Le président de l’International Fund for Agricultural Development, le Dr Kanayo Felix Nwanze est actuellement en visite officielle à Rodrigues. Lors d’une rencontre avec le chef commissaire Serge Clair hier, il a pris connaissance des besoins de Rodrigues pour la modernisation des secteurs de l’agriculture et de la pêche qui, dit-il, ont des potentiels énormes. Les autorités rodriguaises ont également exprimé le souhait de pouvoir bénéficier de l’aide de l’IFAD sans passer par le ministère des Finances, à Maurice, pour des questions pratiques.
L’agriculture est le secteur le plus porteur d’emploi à Rodrigues. Selon les derniers chiffres de Statistics Mauritius, 34 % des Rodriguais gagnent leur vie à travers une activité liée à ce domaine. Suivent, dans l’ordre, l’administration régionale, le secteur du bâtiment et le tourisme. Fort de ce constat, les autorités rodriguaises comptent miser davantage sur l’agriculture et la pêche. Toutefois, pour être plus compétitifs, ceux-ci doivent se moderniser.
La visite du Dr Nwanze a ainsi été l’occasion pour le gouvernement régional de présenter son plan de développement de trois ans, élaboré en collaboration avec le ministère des Finances. Celui-ci comprend, entre autres, le renforcement du label rodriguais pour certains produits comme le miel, le limon, le haricot rouge et certains produits de l’élevage. Maurice demeure le premier marché d’exportation pour ces produits.

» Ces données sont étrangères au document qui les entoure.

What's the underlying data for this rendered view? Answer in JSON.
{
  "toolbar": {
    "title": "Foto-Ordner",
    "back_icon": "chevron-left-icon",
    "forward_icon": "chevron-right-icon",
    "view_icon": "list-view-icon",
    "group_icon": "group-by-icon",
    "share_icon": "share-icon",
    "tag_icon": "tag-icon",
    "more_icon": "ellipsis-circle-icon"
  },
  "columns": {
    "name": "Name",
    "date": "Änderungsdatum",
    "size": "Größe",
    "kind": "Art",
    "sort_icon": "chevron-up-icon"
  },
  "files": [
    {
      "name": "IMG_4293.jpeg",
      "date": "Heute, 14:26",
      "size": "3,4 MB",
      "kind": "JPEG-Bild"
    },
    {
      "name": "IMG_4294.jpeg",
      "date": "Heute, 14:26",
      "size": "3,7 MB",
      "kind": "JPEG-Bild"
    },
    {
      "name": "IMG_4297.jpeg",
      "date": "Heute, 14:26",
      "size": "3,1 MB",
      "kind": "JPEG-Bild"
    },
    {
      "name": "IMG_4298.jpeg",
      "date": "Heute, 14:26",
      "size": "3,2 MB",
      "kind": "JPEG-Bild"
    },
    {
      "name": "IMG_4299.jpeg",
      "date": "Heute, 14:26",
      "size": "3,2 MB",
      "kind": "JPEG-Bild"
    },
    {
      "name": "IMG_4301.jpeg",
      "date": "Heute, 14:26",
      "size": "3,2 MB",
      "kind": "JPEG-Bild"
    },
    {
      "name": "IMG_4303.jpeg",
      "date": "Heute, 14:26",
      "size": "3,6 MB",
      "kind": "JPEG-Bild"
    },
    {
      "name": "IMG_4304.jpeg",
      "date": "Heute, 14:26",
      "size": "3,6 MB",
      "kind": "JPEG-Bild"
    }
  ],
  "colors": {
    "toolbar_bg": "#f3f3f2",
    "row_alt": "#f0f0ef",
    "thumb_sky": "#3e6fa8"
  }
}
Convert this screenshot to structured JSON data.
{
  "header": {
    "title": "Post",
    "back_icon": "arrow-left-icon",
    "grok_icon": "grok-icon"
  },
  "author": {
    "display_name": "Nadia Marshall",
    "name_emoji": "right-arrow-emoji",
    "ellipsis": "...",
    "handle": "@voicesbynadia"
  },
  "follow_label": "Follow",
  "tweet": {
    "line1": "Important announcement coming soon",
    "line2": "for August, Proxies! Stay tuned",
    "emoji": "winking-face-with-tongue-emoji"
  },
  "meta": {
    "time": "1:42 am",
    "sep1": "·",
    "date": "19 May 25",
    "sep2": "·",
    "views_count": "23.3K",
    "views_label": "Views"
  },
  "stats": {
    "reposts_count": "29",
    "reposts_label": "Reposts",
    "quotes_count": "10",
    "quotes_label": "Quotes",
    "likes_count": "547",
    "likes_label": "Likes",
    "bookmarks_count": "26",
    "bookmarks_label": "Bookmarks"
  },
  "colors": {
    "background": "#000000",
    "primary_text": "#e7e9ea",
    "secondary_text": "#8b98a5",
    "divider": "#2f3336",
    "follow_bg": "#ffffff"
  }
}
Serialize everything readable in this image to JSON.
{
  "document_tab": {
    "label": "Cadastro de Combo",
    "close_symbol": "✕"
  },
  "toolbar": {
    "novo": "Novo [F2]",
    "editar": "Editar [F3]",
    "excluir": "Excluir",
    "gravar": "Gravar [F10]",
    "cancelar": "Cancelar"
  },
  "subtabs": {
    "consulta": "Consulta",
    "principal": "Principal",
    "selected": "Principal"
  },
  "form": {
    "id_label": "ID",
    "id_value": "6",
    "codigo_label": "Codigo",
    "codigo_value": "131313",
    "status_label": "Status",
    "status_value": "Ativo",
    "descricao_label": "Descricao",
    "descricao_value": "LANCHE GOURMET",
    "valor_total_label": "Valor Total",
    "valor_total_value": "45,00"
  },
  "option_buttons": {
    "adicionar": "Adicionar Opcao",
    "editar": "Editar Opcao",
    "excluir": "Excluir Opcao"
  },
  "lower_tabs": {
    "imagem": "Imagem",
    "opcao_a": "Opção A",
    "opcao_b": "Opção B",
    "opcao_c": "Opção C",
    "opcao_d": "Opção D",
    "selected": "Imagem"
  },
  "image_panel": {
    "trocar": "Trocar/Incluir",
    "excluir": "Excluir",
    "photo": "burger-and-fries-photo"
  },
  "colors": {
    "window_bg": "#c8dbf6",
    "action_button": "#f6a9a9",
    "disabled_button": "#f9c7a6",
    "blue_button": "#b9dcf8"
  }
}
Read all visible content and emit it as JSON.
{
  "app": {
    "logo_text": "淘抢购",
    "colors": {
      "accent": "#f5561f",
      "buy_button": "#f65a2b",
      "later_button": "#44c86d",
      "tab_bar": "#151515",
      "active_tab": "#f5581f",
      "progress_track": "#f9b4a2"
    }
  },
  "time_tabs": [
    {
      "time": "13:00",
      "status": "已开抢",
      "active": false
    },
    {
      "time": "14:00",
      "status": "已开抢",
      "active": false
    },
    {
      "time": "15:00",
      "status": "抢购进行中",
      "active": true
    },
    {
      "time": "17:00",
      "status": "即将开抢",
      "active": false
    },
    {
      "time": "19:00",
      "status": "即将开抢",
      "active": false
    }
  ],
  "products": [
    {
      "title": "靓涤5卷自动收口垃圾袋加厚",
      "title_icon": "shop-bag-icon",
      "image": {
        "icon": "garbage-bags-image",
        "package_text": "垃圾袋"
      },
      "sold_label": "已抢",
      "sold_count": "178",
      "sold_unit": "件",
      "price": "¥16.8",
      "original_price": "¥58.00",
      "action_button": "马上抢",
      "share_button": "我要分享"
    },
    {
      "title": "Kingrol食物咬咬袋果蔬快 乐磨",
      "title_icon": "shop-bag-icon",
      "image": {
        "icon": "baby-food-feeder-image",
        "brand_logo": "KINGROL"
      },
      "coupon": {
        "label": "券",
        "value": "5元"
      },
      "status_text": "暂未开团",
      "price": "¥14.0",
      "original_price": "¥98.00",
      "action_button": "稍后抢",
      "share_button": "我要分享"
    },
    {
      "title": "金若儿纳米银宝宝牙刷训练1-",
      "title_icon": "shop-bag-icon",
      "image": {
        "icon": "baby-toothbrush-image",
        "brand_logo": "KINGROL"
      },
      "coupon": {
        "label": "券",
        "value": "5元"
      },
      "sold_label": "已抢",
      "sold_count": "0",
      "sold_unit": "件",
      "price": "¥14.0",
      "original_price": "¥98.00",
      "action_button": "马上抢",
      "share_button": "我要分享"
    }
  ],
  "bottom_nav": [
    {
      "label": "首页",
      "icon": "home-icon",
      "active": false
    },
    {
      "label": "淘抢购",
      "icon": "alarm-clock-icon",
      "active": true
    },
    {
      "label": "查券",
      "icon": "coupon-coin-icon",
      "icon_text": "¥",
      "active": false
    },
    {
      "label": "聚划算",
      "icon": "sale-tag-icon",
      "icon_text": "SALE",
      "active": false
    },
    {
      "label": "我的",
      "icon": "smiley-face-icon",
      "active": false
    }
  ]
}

La stratégie de modernisation mise également sur les produits à valeur ajoutée. Pour cela, Rodrigues doit se doter d’infrastructures sanitaires nécessaires afin de répondre aux normes pour l’exportation, ainsi que d’unités de transformation. Toutefois, un grand défi se présente : la réhabilitation des terres. Il a été noté que ces dernières années, la surface cultivée à Rodrigues a diminué considérablement. Il faut maintenant réhabiliter les terres pour renforcer l’agriculture.
L’autre secteur d’intérêt est celui de la pêche. Grâce aux bateaux permettant de pratiquer la pêche en haute mer, Rodrigues compte depuis peu une petite industrie dans ce domaine. Tout en voulant améliorer la productivité et développer les capacités d’exportation, l’île souhaite également améliorer son service de protection et de gestion des ressources marines. Elle a ainsi fait état de la fermeture de la pêche à l’ourite avec le Dr Nwanze.
Le président de l’IFAD a ainsi eu l’occasion de visiter la maison des pêcheurs, siège de la fédération des cinq coopératives des pêcheurs dans l’île. Il a même prodigué quelques conseils aux pêcheurs pour préserver la qualité des poissons lors du transfert vers Maurice.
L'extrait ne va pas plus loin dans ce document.